Key Contributions to Child Health

  • Through global advocacy, MCHIP has contributed substantially to increased interest in, and refocused priorities on, the “forgotten” killers of children- diarrhea and pneumonia. When MCHIP started in 2008, diarrheal disease programs were suffering from low visibility, low interest from global partners, insufficient funding and weak country programs. Over several decades, very little progress had been made to advance diarrheal disease programs despite the enthusiasm sparked first by the introduction of oral rehydration therapy in the 1970s then renewed in 2004 through the WHO/UNICEF technical recommendation for combined low-osmolarity ORS and zinc treatment. Over the past few years, MCHIP has worked with USAID, UNICEF, WHO and other global partners, as well as with Ministries of Health at the country level, to call increased attention to the state of child health.
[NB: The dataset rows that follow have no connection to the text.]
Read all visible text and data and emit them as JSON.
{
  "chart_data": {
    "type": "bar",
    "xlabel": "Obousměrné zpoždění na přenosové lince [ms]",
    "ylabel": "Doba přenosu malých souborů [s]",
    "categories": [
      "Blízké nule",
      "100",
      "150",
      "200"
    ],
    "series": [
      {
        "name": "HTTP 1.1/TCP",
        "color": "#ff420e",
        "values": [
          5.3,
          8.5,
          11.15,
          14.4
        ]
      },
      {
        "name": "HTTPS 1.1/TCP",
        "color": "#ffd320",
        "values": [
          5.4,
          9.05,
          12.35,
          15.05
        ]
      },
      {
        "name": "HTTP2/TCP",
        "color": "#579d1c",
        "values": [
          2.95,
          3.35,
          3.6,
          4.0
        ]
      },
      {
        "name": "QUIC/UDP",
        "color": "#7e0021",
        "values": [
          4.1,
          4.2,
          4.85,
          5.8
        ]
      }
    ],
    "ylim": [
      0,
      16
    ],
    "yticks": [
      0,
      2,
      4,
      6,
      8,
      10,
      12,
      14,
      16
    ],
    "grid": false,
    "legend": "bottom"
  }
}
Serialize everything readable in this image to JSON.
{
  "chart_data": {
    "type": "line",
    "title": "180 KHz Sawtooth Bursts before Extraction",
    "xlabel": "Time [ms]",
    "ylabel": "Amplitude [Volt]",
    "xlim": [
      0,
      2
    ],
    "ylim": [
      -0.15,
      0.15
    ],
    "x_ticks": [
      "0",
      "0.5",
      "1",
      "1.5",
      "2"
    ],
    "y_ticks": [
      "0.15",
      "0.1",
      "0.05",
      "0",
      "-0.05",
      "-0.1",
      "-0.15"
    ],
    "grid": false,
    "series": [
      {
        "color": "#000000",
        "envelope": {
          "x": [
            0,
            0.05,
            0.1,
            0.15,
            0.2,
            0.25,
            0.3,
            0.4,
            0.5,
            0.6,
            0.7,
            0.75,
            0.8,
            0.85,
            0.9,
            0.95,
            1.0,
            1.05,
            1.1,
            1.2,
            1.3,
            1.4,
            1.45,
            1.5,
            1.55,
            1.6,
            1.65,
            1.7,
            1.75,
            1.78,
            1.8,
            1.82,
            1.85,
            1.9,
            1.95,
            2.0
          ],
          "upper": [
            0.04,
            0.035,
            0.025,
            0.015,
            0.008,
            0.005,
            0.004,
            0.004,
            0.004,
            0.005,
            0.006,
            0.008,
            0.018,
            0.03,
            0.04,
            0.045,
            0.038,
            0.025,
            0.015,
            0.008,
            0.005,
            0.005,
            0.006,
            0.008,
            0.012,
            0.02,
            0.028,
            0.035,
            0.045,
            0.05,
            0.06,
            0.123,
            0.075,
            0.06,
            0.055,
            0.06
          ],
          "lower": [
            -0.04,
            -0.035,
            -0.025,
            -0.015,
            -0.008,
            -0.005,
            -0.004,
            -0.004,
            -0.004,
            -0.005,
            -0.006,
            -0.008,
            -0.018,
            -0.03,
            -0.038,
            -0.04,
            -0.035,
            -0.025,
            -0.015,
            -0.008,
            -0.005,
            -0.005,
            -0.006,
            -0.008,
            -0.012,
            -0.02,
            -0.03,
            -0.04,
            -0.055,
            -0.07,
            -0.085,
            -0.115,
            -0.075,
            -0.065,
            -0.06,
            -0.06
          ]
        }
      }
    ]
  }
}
The GAPPD report and the Diarrhea and Pneumonia Working Group are two examples of how this increased momentum has resulted in tangible actions that can inform and support child health programs in target countries.
  • MCHIP has been at the heart of efforts to introduce and expand iCCM. As the Secretariat of the CCM Task Force, MCHIP provides technical leadership and strategic management to facilitate enhanced partner coordination and to centralize and disseminate key global learning through For iCCM at the country level, MCHIP has: advocated (6 countries); introduced (4 countries); expanded (4 countries); and evaluated (4 countries) the strategy. (For more on our work with the CCM TF, please refer to the CCM section.)
  • In country, MCHIP works at the national level helping to establish and update supportive policies, at district or provincial levels ensuring that health teams are empowered to manage child health interventions, and with health providers to ensure that clinicians are properly trained in the most up-to-date case management of childhood illness. For example, in Kenya, MCHIP has worked hand-in-hand with national ministries to advocate for openness to task shifting and the introduction of iCCM to reach communities without access to health facilities. MCHIP has helped establish a national iCCM implementation plan, iCCM monitoring and evaluation framework and to reclassify zinc as an over-the-counter medicine. The iCCM Implementation Plan, also referred to as the CCM Roadmap, coordinates efforts by all partners involved in iCCM in Kenya and will help to ensure that scale up is done in a successful manner. By advocating for zinc to be available without a prescription, MCHIP has helped to ensure that this essential life-saving commodity can be accessible at the community level. In health facilities, MCHIP has worked with partners to strengthen oral rehydration therapy (ORT) corners including supply provision and management, health provider training and job aides. In one district, MCHIP is conducting implementation research to evaluate initial introduction of an iCCM program.


1 CHERG (2012), Levels & Trends in Child Mortality
2 UNICEF (2012) Countdown to 2015: Building a Future for Women and Children: The 2012 Report.
3 CHERG (2012), Levels & Trends in Child Mortality
4 Loaizo E et al. (2008), Child mortality 30 years after the Alma‐Ata Declaration. The Lancet. 2008;372:874‐6.